☠ Chapitre 1
« L'enfance est pleine de désillusions. »
Je suis né dans une famille aisée. Mon père avait les deux pieds en politique, c'est un homme ambitieux, volontaire et dur. Trois points communs. Pour le reste, nous n'avons jamais eu la même vision des choses. Et nous ne nous sommes jamais aimés. On dit que l'amour d'un père pour son fils, et inversement est inné. Chez nous, il a du sauter une génération. Mon géniteur a eu un fils, il le fallait, ça se fait dans la bonne société et ça assure l'avenir. Du moins, ça devrait, car avec moi, ce fut raté.
Il avait pour moi autant de sentiments que pour ses esclaves et je le lui rendais bien. J'étais intenable, une véritable déception. J'étais un gamin intelligent, trop car je réalisais qu'on me traçait une voie qui n'était pas la mienne, et peut être pas assez car je n'ai jamais joué le jeu. Et ce malgré les coups, les punitions. Et ma mère dans tout ça ? Parlons en, tiens.

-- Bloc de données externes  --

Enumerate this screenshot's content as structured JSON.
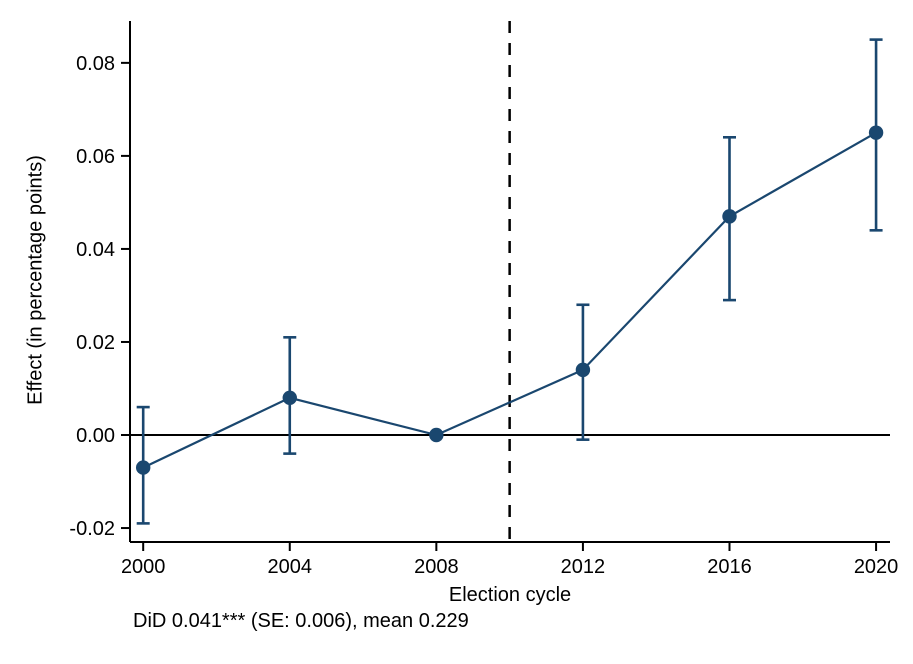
{
  "chart_data": {
    "type": "line",
    "title": "",
    "xlabel": "Election cycle",
    "ylabel": "Effect (in percentage points)",
    "caption": "DiD 0.041*** (SE: 0.006), mean 0.229",
    "x": [
      2000,
      2004,
      2008,
      2012,
      2016,
      2020
    ],
    "xtick_labels": [
      "2000",
      "2004",
      "2008",
      "2012",
      "2016",
      "2020"
    ],
    "yticks": [
      -0.02,
      0.0,
      0.02,
      0.04,
      0.06,
      0.08
    ],
    "ytick_labels": [
      "-0.02",
      "0.00",
      "0.02",
      "0.04",
      "0.06",
      "0.08"
    ],
    "series": [
      {
        "name": "effect-estimate",
        "values": [
          -0.007,
          0.008,
          0.0,
          0.014,
          0.047,
          0.065
        ],
        "ci_low": [
          -0.019,
          -0.004,
          null,
          -0.001,
          0.029,
          0.044
        ],
        "ci_high": [
          0.006,
          0.021,
          null,
          0.028,
          0.064,
          0.085
        ]
      }
    ],
    "reference_line_y": 0,
    "vline_x": 2010,
    "vline_style": "dashed",
    "xlim": [
      1999.64,
      2020.38
    ],
    "ylim": [
      -0.023,
      0.089
    ],
    "grid": false,
    "legend": "none",
    "colors": {
      "series": "#1a476f",
      "axis": "#000000",
      "zero_line": "#000000",
      "vline": "#000000",
      "background": "#ffffff"
    }
  }
}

Ma mère était une grenouille de bénitier, très croyante - du moins le prétendait-elle. Encore plus que mon père, elle attendait toujours de moi que je sois parfait et, surtout, pieu. Je devais être le meilleur en cours, en sports, en musique... Et connaitre la bible par coeur. Je m'en souviens comme si c'était hier. Lorsque je devais me confesser, je prenais un malin plaisir à avouer au prêtre toutes les horreurs qui me passaient par la tête. Ce dernier, tenu par le silence, se contentait de me demander cinq Ave Marie et de me renvoyer chez moi. Avec ma mère en revanche c'était autre chose. On aurait dit qu'elle lisait en moi ; et même lorsque je jurais ne pas avoir lapidé le chat des voisins, elle me punissait. Petit, elle me fouettait et plus tard je devais m'auto flageller moi même pour me laver de mes pêchés. Parfois aussi elle me jetait dans un cachot sous la grange et me laissait des jours durant sans provisions jusqu'à ce que j'implore le pardon de Dieu. Rebelle dans l'âme, je ne lâchait jamais et c'est finalement mon père qui m'en sortait avant que je ne sois trop faible. Evidemment, les gens ne voyaient pas ou fermaient les yeux sur ce qu'il se passait chez nous. Seuls nos esclaves m'apportaient affection. En cachette sinon nous aurions tous été châtiés. C'est à leurs côtés que j'ai commencé à rêver à d'autres contrées, à vouloir découvrir le monde.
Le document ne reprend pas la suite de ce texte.